結婚式は3月30日の仏滅。中野にある有名な結婚式場・Nで、ここには高校時代の仲よしだったO君がカメラマンをしていて、かねてから、「お前の結婚式の写真は俺が撮る」と言ってくれていた。この日なら式場も空いているしと、格安でやってくれた。そして、ぎりぎり学割が効くうちに新婚旅行に行った。

行き先は信州。千曲川、白樺湖、諏訪湖、蓼科高原、横谷温泉峡などへ。

思い出すことの一つは、白樺湖側のホテルに泊まったときのこと。オフシーズンで、ほとんど宿泊客がいなかったにもかかわらず、夜遅い時間まで、われわれの部屋の隣がいやに騒がしいのだ。
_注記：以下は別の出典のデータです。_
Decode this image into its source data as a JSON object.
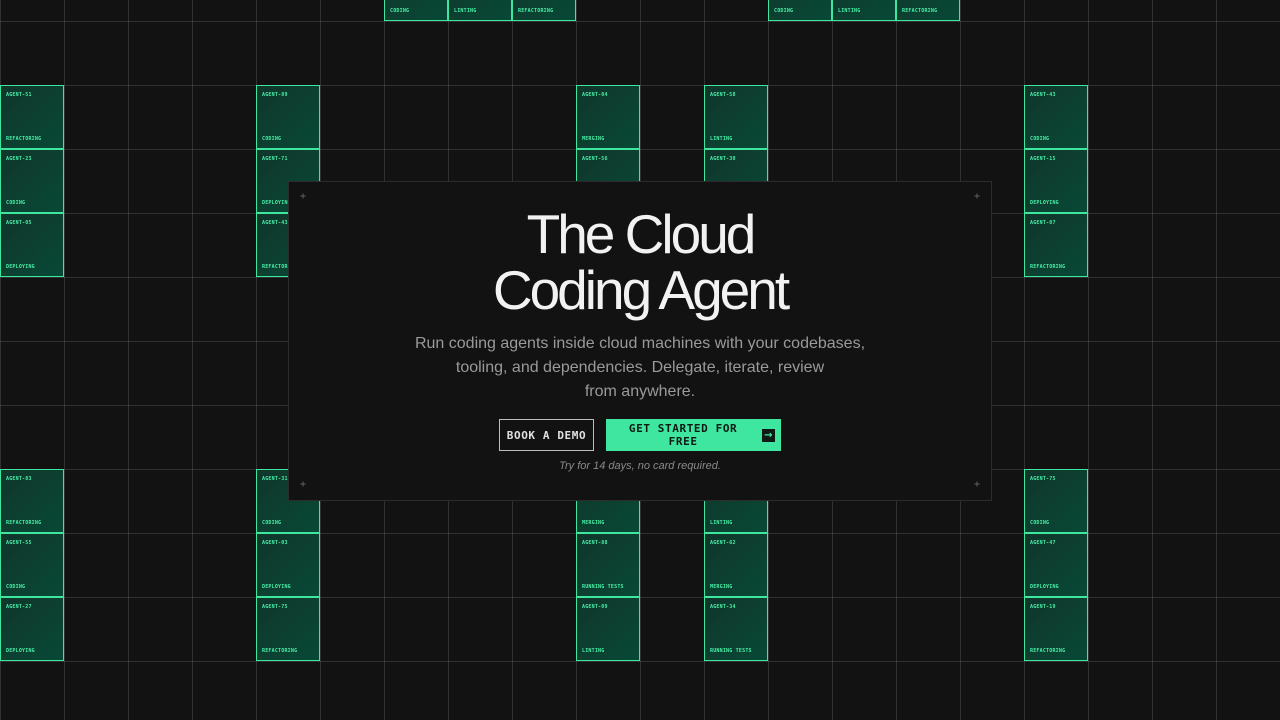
{
  "hero": {
    "title_line_1": "The Cloud",
    "title_line_2": "Coding Agent",
    "subtitle_line_1": "Run coding agents inside cloud machines with your codebases,",
    "subtitle_line_2": "tooling, and dependencies. Delegate, iterate, review",
    "subtitle_line_3": "from anywhere.",
    "secondary_cta": "BOOK A DEMO",
    "primary_cta": "GET STARTED FOR FREE",
    "primary_cta_icon": "arrow-right-icon",
    "trial_note": "Try for 14 days, no card required.",
    "corner_glyph": "+"
  },
  "colors": {
    "background": "#121212",
    "accent": "#3ee6a0",
    "tile_text": "#48f0a8",
    "heading": "#f2f2f2",
    "subtext": "#9a9a9a"
  },
  "agent_tiles": [
    {
      "id": "",
      "status": "CODING"
    },
    {
      "id": "",
      "status": "LINTING"
    },
    {
      "id": "",
      "status": "REFACTORING"
    },
    {
      "id": "",
      "status": "CODING"
    },
    {
      "id": "",
      "status": "LINTING"
    },
    {
      "id": "",
      "status": "REFACTORING"
    },
    {
      "id": "AGENT-51",
      "status": "REFACTORING"
    },
    {
      "id": "AGENT-89",
      "status": "CODING"
    },
    {
      "id": "AGENT-04",
      "status": "MERGING"
    },
    {
      "id": "AGENT-58",
      "status": "LINTING"
    },
    {
      "id": "AGENT-43",
      "status": "CODING"
    },
    {
      "id": "AGENT-23",
      "status": "CODING"
    },
    {
      "id": "AGENT-71",
      "status": "DEPLOYING"
    },
    {
      "id": "AGENT-56",
      "status": ""
    },
    {
      "id": "AGENT-30",
      "status": ""
    },
    {
      "id": "AGENT-15",
      "status": "DEPLOYING"
    },
    {
      "id": "AGENT-05",
      "status": "DEPLOYING"
    },
    {
      "id": "AGENT-43",
      "status": "REFACTORING"
    },
    {
      "id": "AGENT-07",
      "status": "REFACTORING"
    },
    {
      "id": "AGENT-83",
      "status": "REFACTORING"
    },
    {
      "id": "AGENT-31",
      "status": "CODING"
    },
    {
      "id": "",
      "status": "MERGING"
    },
    {
      "id": "",
      "status": "LINTING"
    },
    {
      "id": "AGENT-75",
      "status": "CODING"
    },
    {
      "id": "AGENT-55",
      "status": "CODING"
    },
    {
      "id": "AGENT-03",
      "status": "DEPLOYING"
    },
    {
      "id": "AGENT-88",
      "status": "RUNNING TESTS"
    },
    {
      "id": "AGENT-62",
      "status": "MERGING"
    },
    {
      "id": "AGENT-47",
      "status": "DEPLOYING"
    },
    {
      "id": "AGENT-27",
      "status": "DEPLOYING"
    },
    {
      "id": "AGENT-75",
      "status": "REFACTORING"
    },
    {
      "id": "AGENT-09",
      "status": "LINTING"
    },
    {
      "id": "AGENT-34",
      "status": "RUNNING TESTS"
    },
    {
      "id": "AGENT-19",
      "status": "REFACTORING"
    }
  ]
}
男性ばかり3~4人だったようだが、フロントに連絡すると、平謝りの上、部屋を変えてくれた。しかも、グレードアップして、立派な部屋に。あれは、新婚旅行のカップルだと分かっていて、わざと隣の部屋にしたのではないか。

もう一つ、横谷温泉峡のホテルでのこと。夕食に出た「セロリの粕漬け」が大変美味しかったので褒めたところ、翌朝の出発時に大女将が、ビニールにいっぱい新婚旅行のお土産にと渡してくれた。

帰りは碓氷峠を越える列車に乗ったが、横川駅で「峠の釜めし」を買い、もらったセロリの粕漬けと一緒に食べた。向かいに座った人が「いい匂い、美味しそうね」と、ニッコリ。温かい心遣いもあり、実に美味しかったこと! 44年前の忘れられない新婚旅行の思い出だ。

手荒い見送り

鳩平和さん(60歳、兵庫県)

新婚旅行は、広島の原爆ドームと平和資料館を見学したかったので、二泊三日と車イスの私の身体に無理のない程度の範囲内で、?高松→?松山→?広島のコースを予約していました。
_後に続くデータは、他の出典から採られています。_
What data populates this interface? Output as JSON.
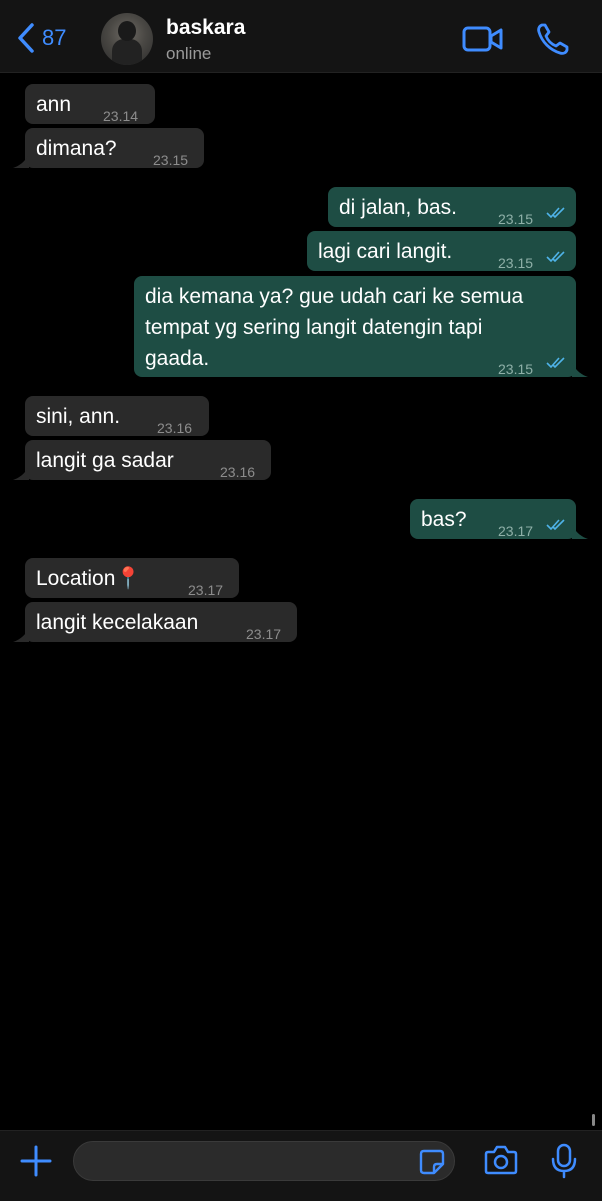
{
  "header": {
    "back_count": "87",
    "contact_name": "baskara",
    "contact_status": "online"
  },
  "messages": [
    {
      "dir": "in",
      "text": "ann",
      "time": "23.14"
    },
    {
      "dir": "in",
      "text": "dimana?",
      "time": "23.15"
    },
    {
      "dir": "out",
      "text": "di jalan, bas.",
      "time": "23.15"
    },
    {
      "dir": "out",
      "text": "lagi cari langit.",
      "time": "23.15"
    },
    {
      "dir": "out",
      "text": "dia kemana ya? gue udah cari ke semua\ntempat yg sering langit datengin tapi\ngaada.",
      "time": "23.15"
    },
    {
      "dir": "in",
      "text": "sini, ann.",
      "time": "23.16"
    },
    {
      "dir": "in",
      "text": "langit ga sadar",
      "time": "23.16"
    },
    {
      "dir": "out",
      "text": "bas?",
      "time": "23.17"
    },
    {
      "dir": "in",
      "text": "Location📍",
      "time": "23.17"
    },
    {
      "dir": "in",
      "text": "langit kecelakaan",
      "time": "23.17"
    }
  ],
  "input": {
    "placeholder": ""
  },
  "colors": {
    "accent": "#3f8cff",
    "incoming_bubble": "#2a2a2a",
    "outgoing_bubble": "#1e4d44",
    "read_ticks": "#4fb3e8"
  },
  "icons": [
    "chevron-left-icon",
    "video-icon",
    "phone-icon",
    "plus-icon",
    "sticker-icon",
    "camera-icon",
    "microphone-icon"
  ]
}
新幹線のホームは階段なので、結婚式実行委員会のメンバーと早めにホームに上がることにしました。その日は、『姫路労音』の会員の結婚式もあったらしくて、私と反対の上りホームに行く時にすれ違いました。すると、『姫路労音』の役員の一人が声を掛けてきてくれました。

「オメデトウ。浜野さん達は何時に出発?」私がもう少し後だと話すと、

「それじゃあ、見送りだけでもさせてもらいます」と、言ってくれましたので、

「ありがとうございます、光栄です」と、微笑んで応対しました。

最初、見送ってくれる人達は、まばらでした。当日、某テレビ局が取材に来ていましたが撮影は早々に切り上げた。この様子の放映時間も告げて帰られましたので、

「それを見る為に早く帰った方々もあるのだろう」

と残念でしたが、暫らくすると次第に増えてきて式に出席した人は全員集まってきてくれました。
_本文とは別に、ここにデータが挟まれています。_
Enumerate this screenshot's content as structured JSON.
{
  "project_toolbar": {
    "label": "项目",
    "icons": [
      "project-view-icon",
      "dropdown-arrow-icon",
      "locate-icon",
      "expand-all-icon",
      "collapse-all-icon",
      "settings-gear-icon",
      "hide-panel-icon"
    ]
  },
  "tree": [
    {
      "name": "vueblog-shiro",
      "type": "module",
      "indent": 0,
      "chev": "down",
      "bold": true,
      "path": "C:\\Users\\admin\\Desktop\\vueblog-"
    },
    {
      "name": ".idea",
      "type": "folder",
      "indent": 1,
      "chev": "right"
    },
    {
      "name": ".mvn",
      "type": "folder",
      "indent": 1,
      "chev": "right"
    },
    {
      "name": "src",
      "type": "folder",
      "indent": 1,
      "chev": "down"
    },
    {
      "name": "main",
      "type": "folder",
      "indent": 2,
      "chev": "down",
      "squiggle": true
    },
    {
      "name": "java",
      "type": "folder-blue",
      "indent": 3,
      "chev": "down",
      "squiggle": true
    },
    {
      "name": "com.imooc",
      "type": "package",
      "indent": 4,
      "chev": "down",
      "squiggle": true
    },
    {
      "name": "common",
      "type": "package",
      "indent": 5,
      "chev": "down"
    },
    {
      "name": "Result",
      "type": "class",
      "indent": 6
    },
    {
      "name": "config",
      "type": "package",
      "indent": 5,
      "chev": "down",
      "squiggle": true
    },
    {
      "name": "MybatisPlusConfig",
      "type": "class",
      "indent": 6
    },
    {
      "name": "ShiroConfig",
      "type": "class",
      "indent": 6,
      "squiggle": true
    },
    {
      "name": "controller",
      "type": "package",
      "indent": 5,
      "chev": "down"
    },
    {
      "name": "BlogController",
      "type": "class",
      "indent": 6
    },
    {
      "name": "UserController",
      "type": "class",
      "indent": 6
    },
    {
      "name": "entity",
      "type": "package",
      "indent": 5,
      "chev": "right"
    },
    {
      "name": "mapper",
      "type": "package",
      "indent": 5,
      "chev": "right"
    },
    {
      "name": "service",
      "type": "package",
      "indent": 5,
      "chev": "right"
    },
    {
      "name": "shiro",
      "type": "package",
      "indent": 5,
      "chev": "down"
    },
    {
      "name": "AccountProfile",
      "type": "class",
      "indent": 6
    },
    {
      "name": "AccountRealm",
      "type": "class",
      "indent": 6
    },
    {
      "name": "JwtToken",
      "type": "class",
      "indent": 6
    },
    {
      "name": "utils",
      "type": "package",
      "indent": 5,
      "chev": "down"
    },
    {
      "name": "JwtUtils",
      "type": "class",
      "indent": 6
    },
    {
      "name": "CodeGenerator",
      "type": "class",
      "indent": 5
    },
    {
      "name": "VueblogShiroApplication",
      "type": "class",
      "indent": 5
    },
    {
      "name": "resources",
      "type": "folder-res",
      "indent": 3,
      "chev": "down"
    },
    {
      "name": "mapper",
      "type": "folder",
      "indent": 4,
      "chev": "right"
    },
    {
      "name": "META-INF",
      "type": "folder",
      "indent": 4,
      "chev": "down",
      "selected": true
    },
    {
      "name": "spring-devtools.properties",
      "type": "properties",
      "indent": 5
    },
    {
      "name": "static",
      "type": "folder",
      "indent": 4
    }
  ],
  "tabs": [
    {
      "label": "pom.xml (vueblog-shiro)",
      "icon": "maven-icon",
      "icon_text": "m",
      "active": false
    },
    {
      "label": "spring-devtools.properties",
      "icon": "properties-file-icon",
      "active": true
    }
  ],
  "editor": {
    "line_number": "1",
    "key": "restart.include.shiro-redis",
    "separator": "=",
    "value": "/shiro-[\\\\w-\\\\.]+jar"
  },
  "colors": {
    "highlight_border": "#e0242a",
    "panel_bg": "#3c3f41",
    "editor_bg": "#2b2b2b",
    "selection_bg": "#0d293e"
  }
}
そこに、見送りを終えられた『姫路労音』の一行がギター等を持って集まってきてくれました。総勢二百名以上にもなりました。あっという間に、ホームは人盛りになっていました。

若者が多かったので新幹線が滑り出す直前、ホームは自然と盛り上がってしまって騒乱的状態。その為に新幹線の出発が一分余遅れたのです。

咎められる事はありませんが、その後、姫路駅利用の際に十年近く介助にきてくれた助役達に冷やかされたものです。それもいい思い出となりました。